For Aufheben, the weak point of »autonomist marxism« was its reaction to the decline of workers‘ struggles. In order to expand the idea of the exploitation of (surplus) value to all of society, »value« had to be detached increasingly from its specific form. »In order to generalise ‘production’ to the larger society, this had to be reduced to aspects which can be present whether or not commodities are created and whether or not there is a wage relation. These aspects are the subjective aspects of capitalist production – its aimlessness and despotism.«
According to Aufheben, De Angelis takes this development to a logical conclusion with The Beginning of History.

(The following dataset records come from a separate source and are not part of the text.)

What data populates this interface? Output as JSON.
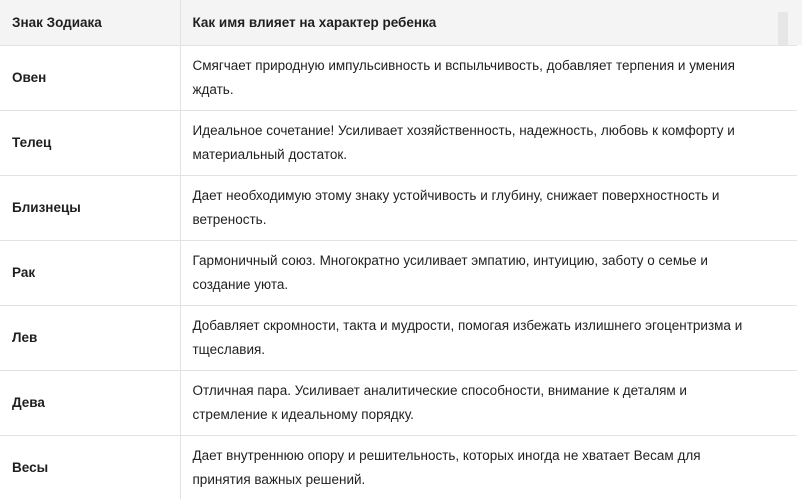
{
  "table": {
    "headers": [
      "Знак Зодиака",
      "Как имя влияет на характер ребенка"
    ],
    "rows": [
      {
        "sign": "Овен",
        "text": "Смягчает природную импульсивность и вспыльчивость, добавляет терпения и умения ждать."
      },
      {
        "sign": "Телец",
        "text": "Идеальное сочетание! Усиливает хозяйственность, надежность, любовь к комфорту и материальный достаток."
      },
      {
        "sign": "Близнецы",
        "text": "Дает необходимую этому знаку устойчивость и глубину, снижает поверхностность и ветреность."
      },
      {
        "sign": "Рак",
        "text": "Гармоничный союз. Многократно усиливает эмпатию, интуицию, заботу о семье и создание уюта."
      },
      {
        "sign": "Лев",
        "text": "Добавляет скромности, такта и мудрости, помогая избежать излишнего эгоцентризма и тщеславия."
      },
      {
        "sign": "Дева",
        "text": "Отличная пара. Усиливает аналитические способности, внимание к деталям и стремление к идеальному порядку."
      },
      {
        "sign": "Весы",
        "text": "Дает внутреннюю опору и решительность, которых иногда не хватает Весам для принятия важных решений."
      }
    ]
  }
}
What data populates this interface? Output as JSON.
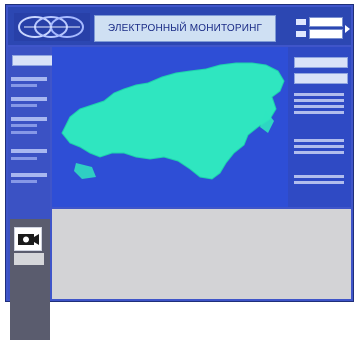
{
  "header": {
    "title": "ЭЛЕКТРОННЫЙ МОНИТОРИНГ"
  },
  "colors": {
    "background": "#3f55c9",
    "header": "#2c47b2",
    "title_bar": "#cfe0f3",
    "map_land": "#2fe6c0",
    "map_water": "#2e4ed6",
    "content": "#d3d3d6",
    "sidebar_gray": "#5a5c6e"
  },
  "icons": {
    "logo": "logo-icon",
    "camera": "camera-icon",
    "go": "arrow-right-icon"
  }
}
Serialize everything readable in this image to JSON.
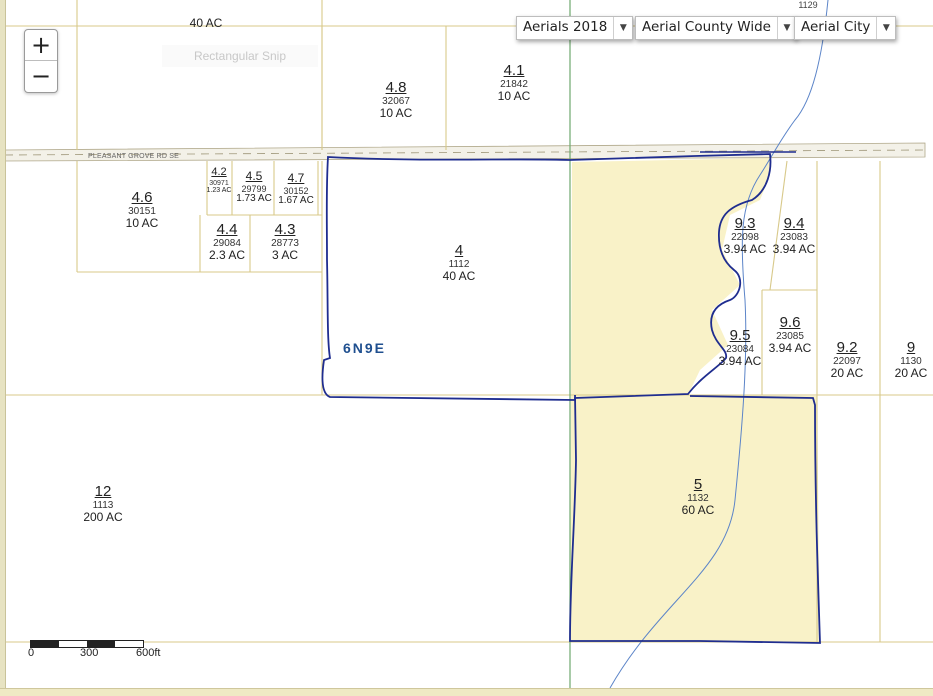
{
  "toolbar": {
    "partial_label": "40 AC"
  },
  "zoom": {
    "in_label": "+",
    "out_label": "−"
  },
  "layers": [
    {
      "label": "Aerials 2018"
    },
    {
      "label": "Aerial County Wide"
    },
    {
      "label": "Aerial City"
    }
  ],
  "snip_label": "Rectangular Snip",
  "road_label": "PLEASANT GROVE RD SE",
  "township_label": "6N9E",
  "top_edge_label": "1129",
  "parcels": [
    {
      "num": "4.8",
      "id": "32067",
      "acres": "10 AC"
    },
    {
      "num": "4.1",
      "id": "21842",
      "acres": "10 AC"
    },
    {
      "num": "4.6",
      "id": "30151",
      "acres": "10 AC"
    },
    {
      "num": "4.2",
      "id": "30971",
      "acres": "1.23 AC"
    },
    {
      "num": "4.5",
      "id": "29799",
      "acres": "1.73 AC"
    },
    {
      "num": "4.7",
      "id": "30152",
      "acres": "1.67 AC"
    },
    {
      "num": "4.4",
      "id": "29084",
      "acres": "2.3 AC"
    },
    {
      "num": "4.3",
      "id": "28773",
      "acres": "3 AC"
    },
    {
      "num": "4",
      "id": "1112",
      "acres": "40 AC"
    },
    {
      "num": "9.3",
      "id": "22098",
      "acres": "3.94 AC"
    },
    {
      "num": "9.4",
      "id": "23083",
      "acres": "3.94 AC"
    },
    {
      "num": "9.5",
      "id": "23084",
      "acres": "3.94 AC"
    },
    {
      "num": "9.6",
      "id": "23085",
      "acres": "3.94 AC"
    },
    {
      "num": "9.2",
      "id": "22097",
      "acres": "20 AC"
    },
    {
      "num": "9",
      "id": "1130",
      "acres": "20 AC"
    },
    {
      "num": "12",
      "id": "1113",
      "acres": "200 AC"
    },
    {
      "num": "5",
      "id": "1132",
      "acres": "60 AC"
    }
  ],
  "scale": {
    "t0": "0",
    "t1": "300",
    "t2": "600ft"
  },
  "colors": {
    "parcel_line": "#d8c98a",
    "highlight_fill": "#f9f2c8",
    "outline": "#1f2d8f",
    "stream": "#5b84c8",
    "section_line": "#6fa86f"
  }
}
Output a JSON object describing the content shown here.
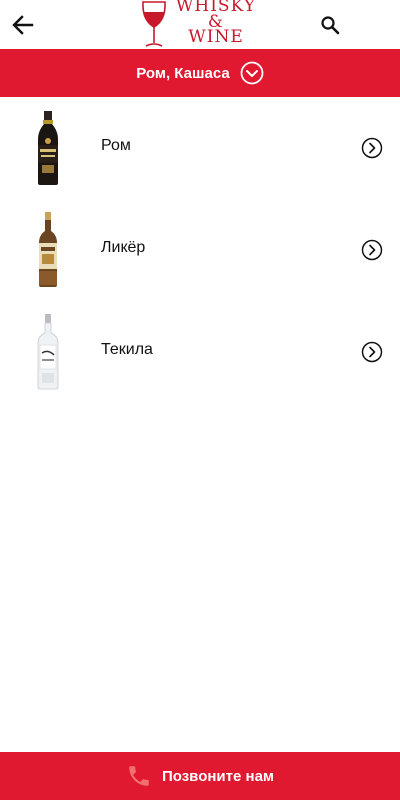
{
  "header": {
    "logo_line1": "WHISKY",
    "logo_line2": "&",
    "logo_line3": "WINE",
    "back_icon": "arrow-left-icon",
    "search_icon": "search-icon"
  },
  "category": {
    "label": "Ром, Кашаса",
    "icon": "chevron-down-circle-icon"
  },
  "items": [
    {
      "label": "Ром",
      "thumb": "rum-bottle-image"
    },
    {
      "label": "Ликёр",
      "thumb": "liqueur-bottle-image"
    },
    {
      "label": "Текила",
      "thumb": "tequila-bottle-image"
    }
  ],
  "footer": {
    "label": "Позвоните нам",
    "icon": "phone-icon"
  },
  "colors": {
    "accent": "#e01830",
    "logo": "#c8182c"
  }
}
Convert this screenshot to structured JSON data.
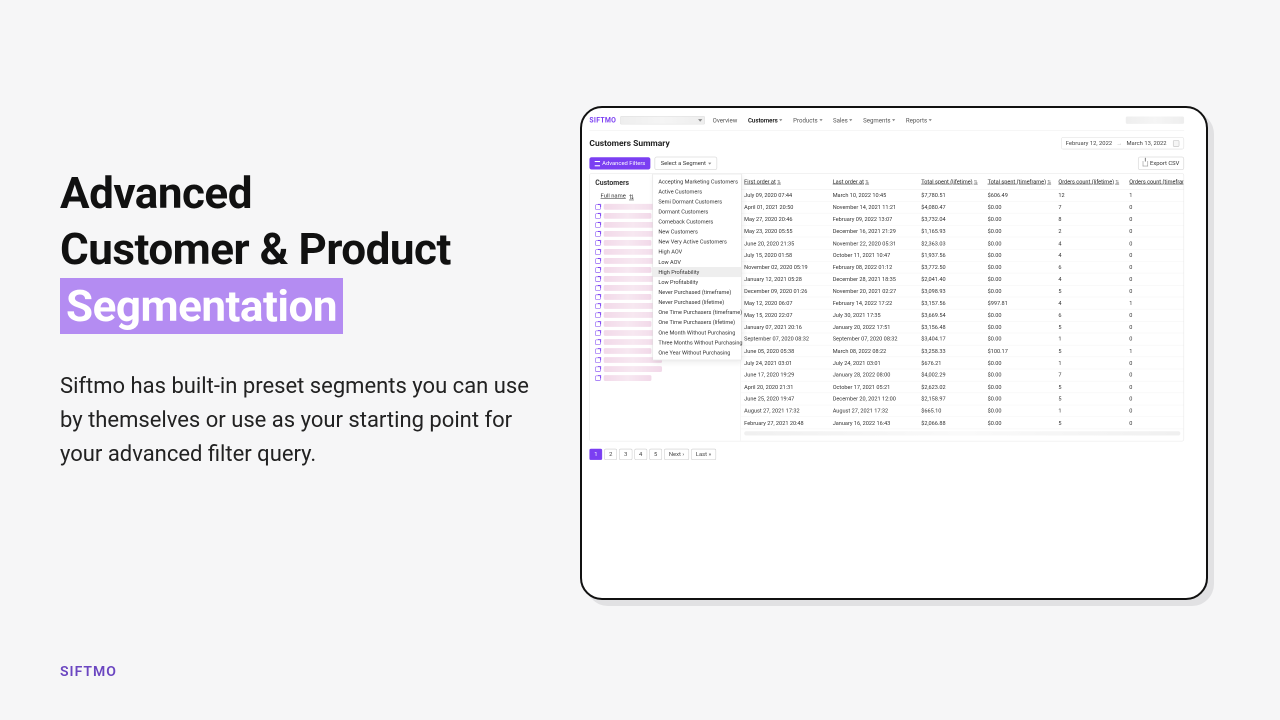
{
  "marketing": {
    "headline_line1": "Advanced",
    "headline_line2": "Customer & Product",
    "headline_line3": "Segmentation",
    "body": "Siftmo has built-in preset segments you can use by themselves or use as your starting point for your advanced filter query.",
    "footer_brand": "SIFTMO"
  },
  "app": {
    "brand": "SIFTMO",
    "nav": {
      "overview": "Overview",
      "customers": "Customers",
      "products": "Products",
      "sales": "Sales",
      "segments": "Segments",
      "reports": "Reports"
    },
    "date_range": {
      "from": "February 12, 2022",
      "sep": "→",
      "to": "March 13, 2022"
    },
    "page_title": "Customers Summary",
    "buttons": {
      "advanced_filters": "Advanced Filters",
      "select_segment": "Select a Segment",
      "export_csv": "Export CSV"
    },
    "left_header": "Customers",
    "col_fullname": "Full name",
    "segments_list": [
      "Accepting Marketing Customers",
      "Active Customers",
      "Semi Dormant Customers",
      "Dormant Customers",
      "Comeback Customers",
      "New Customers",
      "New Very Active Customers",
      "High AOV",
      "Low AOV",
      "High Profitability",
      "Low Profitability",
      "Never Purchased (timeframe)",
      "Never Purchased (lifetime)",
      "One Time Purchasers (timeframe)",
      "One Time Purchasers (lifetime)",
      "One Month Without Purchasing",
      "Three Months Without Purchasing",
      "One Year Without Purchasing"
    ],
    "segments_hover_index": 9,
    "columns": {
      "first_order": "First order at",
      "last_order": "Last order at",
      "total_spent_life": "Total spent (lifetime)",
      "total_spent_tf": "Total spent (timeframe)",
      "orders_life": "Orders count (lifetime)",
      "orders_tf": "Orders count (timeframe)"
    },
    "rows": [
      {
        "first": "July 09, 2020 07:44",
        "last": "March 10, 2022 10:45",
        "lspent": "$7,780.51",
        "tspent": "$606.49",
        "loc": "12",
        "toc": "1"
      },
      {
        "first": "April 01, 2021 20:50",
        "last": "November 14, 2021 11:21",
        "lspent": "$4,080.47",
        "tspent": "$0.00",
        "loc": "7",
        "toc": "0"
      },
      {
        "first": "May 27, 2020 20:46",
        "last": "February 09, 2022 13:07",
        "lspent": "$3,732.04",
        "tspent": "$0.00",
        "loc": "8",
        "toc": "0"
      },
      {
        "first": "May 23, 2020 05:55",
        "last": "December 16, 2021 21:29",
        "lspent": "$1,165.93",
        "tspent": "$0.00",
        "loc": "2",
        "toc": "0"
      },
      {
        "first": "June 20, 2020 21:35",
        "last": "November 22, 2020 05:31",
        "lspent": "$2,363.03",
        "tspent": "$0.00",
        "loc": "4",
        "toc": "0"
      },
      {
        "first": "July 15, 2020 01:58",
        "last": "October 11, 2021 10:47",
        "lspent": "$1,937.56",
        "tspent": "$0.00",
        "loc": "4",
        "toc": "0"
      },
      {
        "first": "November 02, 2020 05:19",
        "last": "February 08, 2022 01:12",
        "lspent": "$3,772.50",
        "tspent": "$0.00",
        "loc": "6",
        "toc": "0"
      },
      {
        "first": "January 12, 2021 05:28",
        "last": "December 28, 2021 18:35",
        "lspent": "$2,041.40",
        "tspent": "$0.00",
        "loc": "4",
        "toc": "0"
      },
      {
        "first": "December 09, 2020 01:26",
        "last": "November 20, 2021 02:27",
        "lspent": "$3,098.93",
        "tspent": "$0.00",
        "loc": "5",
        "toc": "0"
      },
      {
        "first": "May 12, 2020 06:07",
        "last": "February 14, 2022 17:22",
        "lspent": "$3,157.56",
        "tspent": "$997.81",
        "loc": "4",
        "toc": "1"
      },
      {
        "first": "May 15, 2020 22:07",
        "last": "July 30, 2021 17:35",
        "lspent": "$3,669.54",
        "tspent": "$0.00",
        "loc": "6",
        "toc": "0"
      },
      {
        "first": "January 07, 2021 20:16",
        "last": "January 20, 2022 17:51",
        "lspent": "$3,156.48",
        "tspent": "$0.00",
        "loc": "5",
        "toc": "0"
      },
      {
        "first": "September 07, 2020 08:32",
        "last": "September 07, 2020 08:32",
        "lspent": "$3,404.17",
        "tspent": "$0.00",
        "loc": "1",
        "toc": "0"
      },
      {
        "first": "June 05, 2020 05:38",
        "last": "March 08, 2022 08:22",
        "lspent": "$3,258.33",
        "tspent": "$100.17",
        "loc": "5",
        "toc": "1"
      },
      {
        "first": "July 24, 2021 03:01",
        "last": "July 24, 2021 03:01",
        "lspent": "$676.21",
        "tspent": "$0.00",
        "loc": "1",
        "toc": "0"
      },
      {
        "first": "June 17, 2020 19:29",
        "last": "January 28, 2022 08:00",
        "lspent": "$4,002.29",
        "tspent": "$0.00",
        "loc": "7",
        "toc": "0"
      },
      {
        "first": "April 20, 2020 21:31",
        "last": "October 17, 2021 05:21",
        "lspent": "$2,623.02",
        "tspent": "$0.00",
        "loc": "5",
        "toc": "0"
      },
      {
        "first": "June 25, 2020 19:47",
        "last": "December 20, 2021 12:00",
        "lspent": "$2,158.97",
        "tspent": "$0.00",
        "loc": "5",
        "toc": "0"
      },
      {
        "first": "August 27, 2021 17:32",
        "last": "August 27, 2021 17:32",
        "lspent": "$665.10",
        "tspent": "$0.00",
        "loc": "1",
        "toc": "0"
      },
      {
        "first": "February 27, 2021 20:48",
        "last": "January 16, 2022 16:43",
        "lspent": "$2,066.88",
        "tspent": "$0.00",
        "loc": "5",
        "toc": "0"
      }
    ],
    "pager": {
      "pages": [
        "1",
        "2",
        "3",
        "4",
        "5"
      ],
      "next": "Next ›",
      "last": "Last »",
      "active_index": 0
    }
  }
}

For him, production is only an »effect of the market«: the market has assumed command. And from here, the viewpoint of the bourgeois individual is very close: in the sphere of circulation we appear as subjects on the market, only connected through exchange. Only the impersonal laws of the market rule here, according to which seemingly equal values are exchanged via the money form. But only in the sphere of production are we confronted with the fact that capital has command, and it is here that Aufheben see the dynamic of class struggle: despite all the dreams of management, direct discipline, force and despotism are still necessary. »The sphere of production therefore implies the inescapable antagonism between ‘capital’ and ‘labour’«; the invisible hand of the market becomes the grip of class antagonism. As De Angelis looks only at circulation, he can only perceive divided and fragmented individuals. Capital becomes an abstract counterpart, working according to invisible laws and putting us into competition against each other. De Angelis may contribute some good thoughts about the current social problems, along with criticism of the »optimistic term« ’multitude‘. But – and this for Aufheben is the snag – looking from the perspective of the bourgeois market subject, he cannot give a »material reason for class solidarity«. Because of this, he fetishises the outside and the individual who »must seek to join or reinforce his ‘communities’ and their ‘values’« in order to do something against all this shit.

Aufheben regard this as the »unnecessary problem« of a theory »that cuts off class struggle«. A theory that logically can no longer see how the »the subject can actually emerge as an antagonistic subject from within the daily relations of wage-work and exchange«. Consequently, De Angelis must repeatedly relativise »his outside«, his Commons as outside. He makes the National Health Service a Common that must be defended against privatisation, while admitting at the same time that hospitals are institutions exercising state control.
De Angelis cites enclosures as evidence for his arguments, stylising the historical Commons as a homogeneous community. Behind this Aufheben see a polar social development of peasant-capitalists and wage workers (cf. Article on Common Property).

A »good theory« should enable us to come to terms with real contradictions and human beings, and to intervene politically. It is also supposed to help us solve De Angelis‘ dilemma: why can capital integrate struggles over and aver again, what were the material reasons for such a compromise, which social forces were involved… Aufheben conclude that De Angelis cannot offer all this, but only a very general system of values for ahistorical communities. Plus a vague and moralistic call to the individual to join these.